What is New York cuisine?
In a city like New York, I think it's difficult to say what defines the cuisine. There is so much going on: populations shifting and mingling, trends coming and going, fortunes ebbing and flowing. I could point to certain places that I think only really exist here in their archetypical forms: Defonte's sandwich shop in Red Hook, Katz's deli, Peter Luger’s, Di Fara Pizza, Lucali, Great New York Noodletown. Or I could point to places that literally reference New York in their cuisine: Torrisi, Eleven Madison Park. Or to chefs who are "a New York chef," Mario Batali, Daniel Boulud, and Jean-Georges Vongerichten—though none of those guys were born and raised here. In the end, it may be defined more by the environment everyone is forced to work in, with all the challenges the city embodies as well as the rewards. New York cuisine is whatever New Yorkers welcome and seek out and champion.

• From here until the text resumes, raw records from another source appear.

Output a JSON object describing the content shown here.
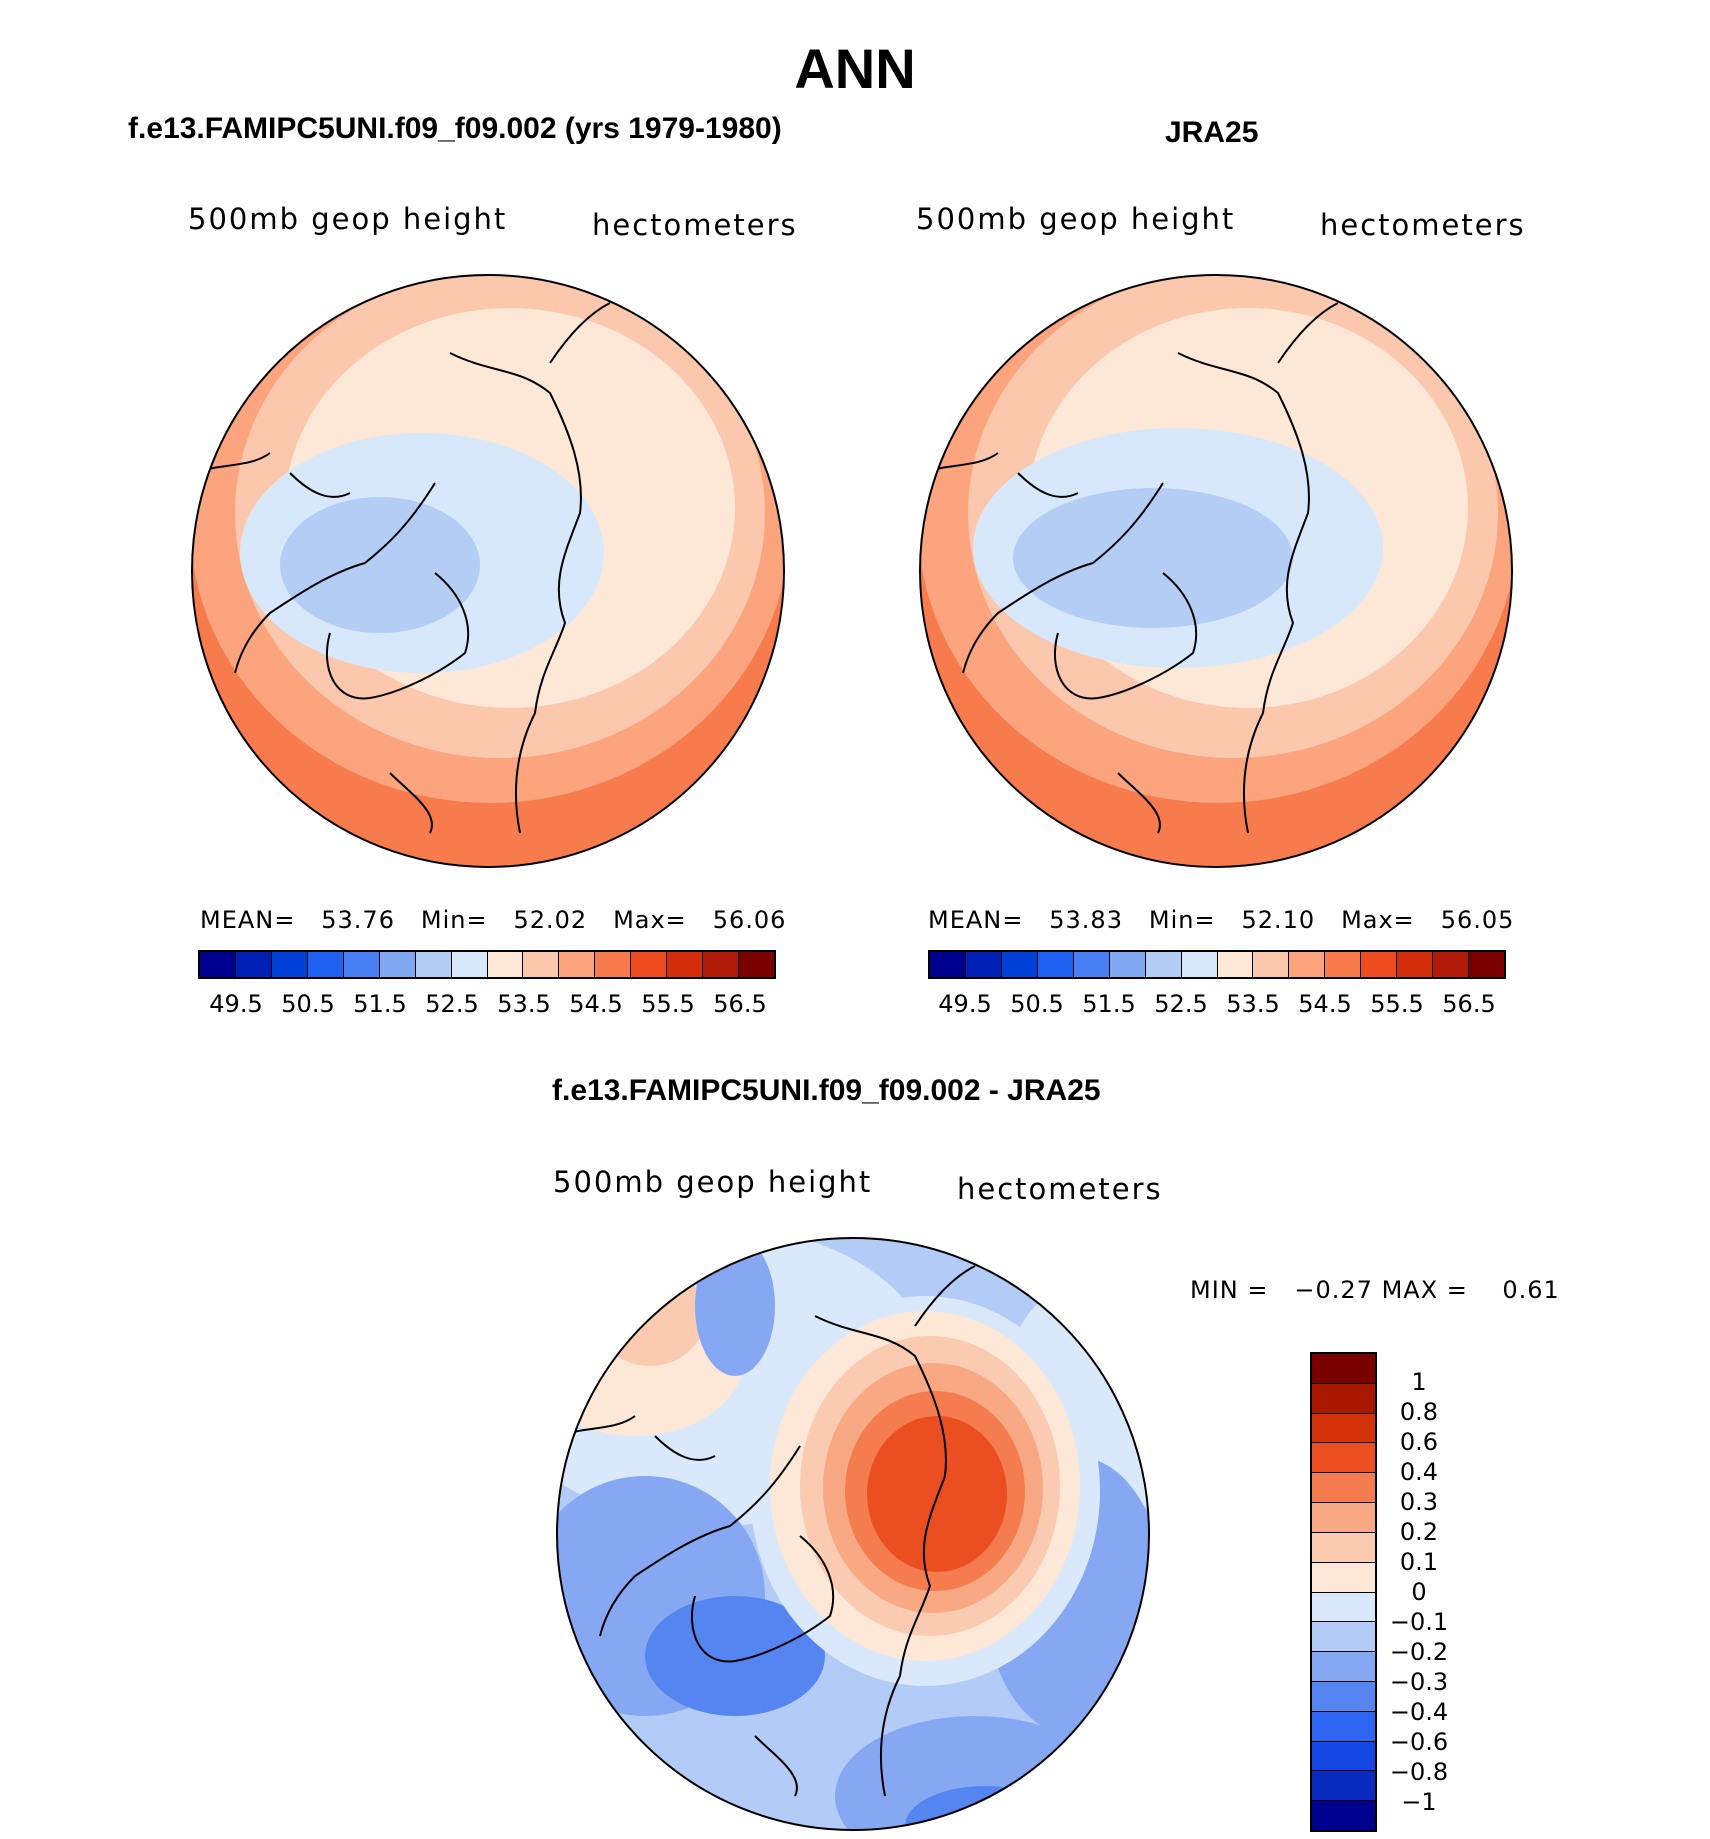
{
  "figure": {
    "title": "ANN"
  },
  "panels": {
    "model": {
      "title": "f.e13.FAMIPC5UNI.f09_f09.002 (yrs 1979-1980)",
      "variable": "500mb  geop  height",
      "units": "hectometers",
      "mean_label": "MEAN=",
      "mean": "53.76",
      "min_label": "Min=",
      "min": "52.02",
      "max_label": "Max=",
      "max": "56.06"
    },
    "obs": {
      "title": "JRA25",
      "variable": "500mb  geop  height",
      "units": "hectometers",
      "mean_label": "MEAN=",
      "mean": "53.83",
      "min_label": "Min=",
      "min": "52.10",
      "max_label": "Max=",
      "max": "56.05"
    },
    "diff": {
      "title": "f.e13.FAMIPC5UNI.f09_f09.002 - JRA25",
      "variable": "500mb  geop  height",
      "units": "hectometers",
      "min_label": "MIN =",
      "min": "−0.27",
      "max_label": "MAX =",
      "max": "0.61"
    }
  },
  "colors": {
    "abs_scale": [
      "#00008f",
      "#0020b5",
      "#0040d8",
      "#2060f0",
      "#4a80f5",
      "#80a8f2",
      "#b4cdf5",
      "#d7e8fb",
      "#fde7d7",
      "#fcc8ad",
      "#fba47e",
      "#f77b4c",
      "#ef4b20",
      "#d42d0c",
      "#b01a06",
      "#7a0000"
    ],
    "diff_scale": [
      "#00008f",
      "#0a2bbf",
      "#1447e6",
      "#2e65f2",
      "#5585f0",
      "#86a8f3",
      "#b2cbf7",
      "#d9e9fb",
      "#fde7d7",
      "#fbcbb1",
      "#f9a884",
      "#f47c4f",
      "#eb4e21",
      "#d2310a",
      "#a91800",
      "#7a0000"
    ],
    "map_outline": "#000000"
  },
  "colorbars": {
    "abs_ticks": [
      "49.5",
      "50.5",
      "51.5",
      "52.5",
      "53.5",
      "54.5",
      "55.5",
      "56.5"
    ],
    "diff_ticks": [
      "1",
      "0.8",
      "0.6",
      "0.4",
      "0.3",
      "0.2",
      "0.1",
      "0",
      "−0.1",
      "−0.2",
      "−0.3",
      "−0.4",
      "−0.6",
      "−0.8",
      "−1"
    ]
  }
}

Tertulia. Because Seamus Mullen has found a way to stay true to the traditions of Spain while staying fresh and current with what a New York restaurant is all about: innovative food and great service.
Mission Chinese. Because Danny Bowien and his crew knock it out of the park with fun, delicious food in a lively atmosphere, have attained world renown for it, and do it all out of a kitchen that's better suited to Chinese takeaway and in a dining room that's more like a covered deck. The fact that this restaurant exists in New York City is a testament to the lengths people will go to make it work.
Del Posto. Mark Ladner and Brooks Headley preside over a kitchen that turns out beautiful, decadent Italian food, and the dining room experience makes you feel like royalty.
I also love eating at little, relatively unknown joints in Chinatown and Flushing. This city has some of the most interesting and diverse Asian cuisine in the country, not to mention the food of virtually every other country and ethnicity. New York is an eater's paradise.